I am one of those who has regularly attended her morning communions, followed by breakfast in your apartments, Mr Speaker. One of the great beauties of those occasions is that, as the Leader of the House said, the service is based on the Book of Common Prayer, which is vastly superior to all that has followed. We have heard a wide range of speakers from the community, and Rose has introduced us to many people who have shared with us the challenges of their ministry or work, which has been exceptionally valuable. On those occasions, Rose has also invited individual Members to describe their faith journey, and I have found those sessions to be of particular value.

I also want to talk about Rose’s wider ministry. Last year she came to my parish church in Grimsby, St Giles with St Matthew, and I learned that she has visited other Members’ constituencies—or, in my case, the neighbouring constituency—to preach at their parish church. It was a wonderful occasion, and I know that the whole congregation greatly appreciated it.

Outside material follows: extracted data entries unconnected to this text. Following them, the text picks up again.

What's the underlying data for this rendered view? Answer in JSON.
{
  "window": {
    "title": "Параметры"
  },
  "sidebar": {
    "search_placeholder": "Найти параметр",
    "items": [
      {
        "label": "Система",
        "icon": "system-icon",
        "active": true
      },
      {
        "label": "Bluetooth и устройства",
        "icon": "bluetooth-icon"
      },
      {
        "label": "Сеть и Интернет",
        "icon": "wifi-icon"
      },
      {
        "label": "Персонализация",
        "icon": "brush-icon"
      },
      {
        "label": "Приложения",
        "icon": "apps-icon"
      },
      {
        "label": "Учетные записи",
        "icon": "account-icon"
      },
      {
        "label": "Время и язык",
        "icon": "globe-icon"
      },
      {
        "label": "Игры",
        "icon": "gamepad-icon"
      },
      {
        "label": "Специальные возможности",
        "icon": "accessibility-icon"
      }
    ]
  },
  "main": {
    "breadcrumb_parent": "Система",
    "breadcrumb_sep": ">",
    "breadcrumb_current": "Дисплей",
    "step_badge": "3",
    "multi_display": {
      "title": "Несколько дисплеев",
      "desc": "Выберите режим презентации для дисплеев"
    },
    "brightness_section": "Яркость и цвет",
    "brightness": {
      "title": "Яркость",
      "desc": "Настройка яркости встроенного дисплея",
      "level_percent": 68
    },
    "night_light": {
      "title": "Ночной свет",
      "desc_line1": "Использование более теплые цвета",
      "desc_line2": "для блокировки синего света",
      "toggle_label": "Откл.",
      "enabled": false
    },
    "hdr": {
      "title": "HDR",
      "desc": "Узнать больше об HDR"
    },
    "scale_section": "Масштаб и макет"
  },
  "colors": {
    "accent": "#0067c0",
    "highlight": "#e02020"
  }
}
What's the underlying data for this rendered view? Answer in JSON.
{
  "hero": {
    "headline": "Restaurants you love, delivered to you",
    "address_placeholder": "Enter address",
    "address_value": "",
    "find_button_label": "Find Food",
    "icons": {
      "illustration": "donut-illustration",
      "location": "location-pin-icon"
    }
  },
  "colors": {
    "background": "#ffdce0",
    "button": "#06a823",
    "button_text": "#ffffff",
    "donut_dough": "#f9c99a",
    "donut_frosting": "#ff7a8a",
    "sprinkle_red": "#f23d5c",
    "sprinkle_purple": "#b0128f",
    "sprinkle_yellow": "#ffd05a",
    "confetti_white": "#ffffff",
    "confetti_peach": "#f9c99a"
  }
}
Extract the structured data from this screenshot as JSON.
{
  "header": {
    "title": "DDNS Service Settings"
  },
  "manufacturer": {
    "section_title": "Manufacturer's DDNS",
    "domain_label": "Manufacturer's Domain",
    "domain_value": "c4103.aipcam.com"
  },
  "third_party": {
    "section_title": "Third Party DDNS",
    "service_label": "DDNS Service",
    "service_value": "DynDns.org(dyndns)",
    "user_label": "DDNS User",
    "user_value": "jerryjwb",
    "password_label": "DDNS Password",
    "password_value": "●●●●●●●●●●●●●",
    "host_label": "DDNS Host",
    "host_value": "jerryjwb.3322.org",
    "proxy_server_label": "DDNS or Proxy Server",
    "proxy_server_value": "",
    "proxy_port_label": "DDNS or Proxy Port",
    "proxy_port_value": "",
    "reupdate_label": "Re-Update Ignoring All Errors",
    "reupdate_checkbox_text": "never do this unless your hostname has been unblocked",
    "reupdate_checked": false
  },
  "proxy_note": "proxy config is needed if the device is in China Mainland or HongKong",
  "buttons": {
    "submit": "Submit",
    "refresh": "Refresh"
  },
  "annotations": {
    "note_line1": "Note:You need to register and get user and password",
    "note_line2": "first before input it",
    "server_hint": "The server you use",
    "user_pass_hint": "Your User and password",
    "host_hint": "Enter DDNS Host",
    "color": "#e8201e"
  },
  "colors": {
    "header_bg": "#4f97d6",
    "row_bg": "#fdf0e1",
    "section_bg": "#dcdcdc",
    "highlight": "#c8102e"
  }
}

As we heard earlier, Rose has varied the Prayers that she says at the beginning of our daily sessions. I am sure that that has caused a few ripples here and there, because the exact prayers that must be said are probably laid down in statute, but it has been extremely helpful and valuable. She is not in the Chamber at the moment, but when I popped out a short while ago, she was providing pastoral care and comfort to a Member. That just shows her devotion to her calling, which I think we would all want to place on record.

Mr Speaker, if you will indulge me for an extra minute or two, I would like to say a few warm words about you. We first met when I was the constituency agent in Gainsborough. I drove you around on various visits, one of which was when I was studying at Lincoln University, and you spoke to the politics group of which I was a member. I can assure you that that went down particularly well. You returned to Lincoln University two or three years ago to give an address. You spotted me in the audience and spoke very warmly about me as a Member. My wife said to me, “He’s going a bit over the top, isn’t he?”, and I said, “John going over the top? No, never!” I greatly appreciated that.

You have called me relatively early in the proceedings. One or two of us at this end of the Chamber have, on odd occasions when we have been bobbing up and down, thought that your eyesight may be failing. You have always been particularly courteous to me, and I thank you for that. In particular, this occasion calls for our thanks to Rose. May God go with her.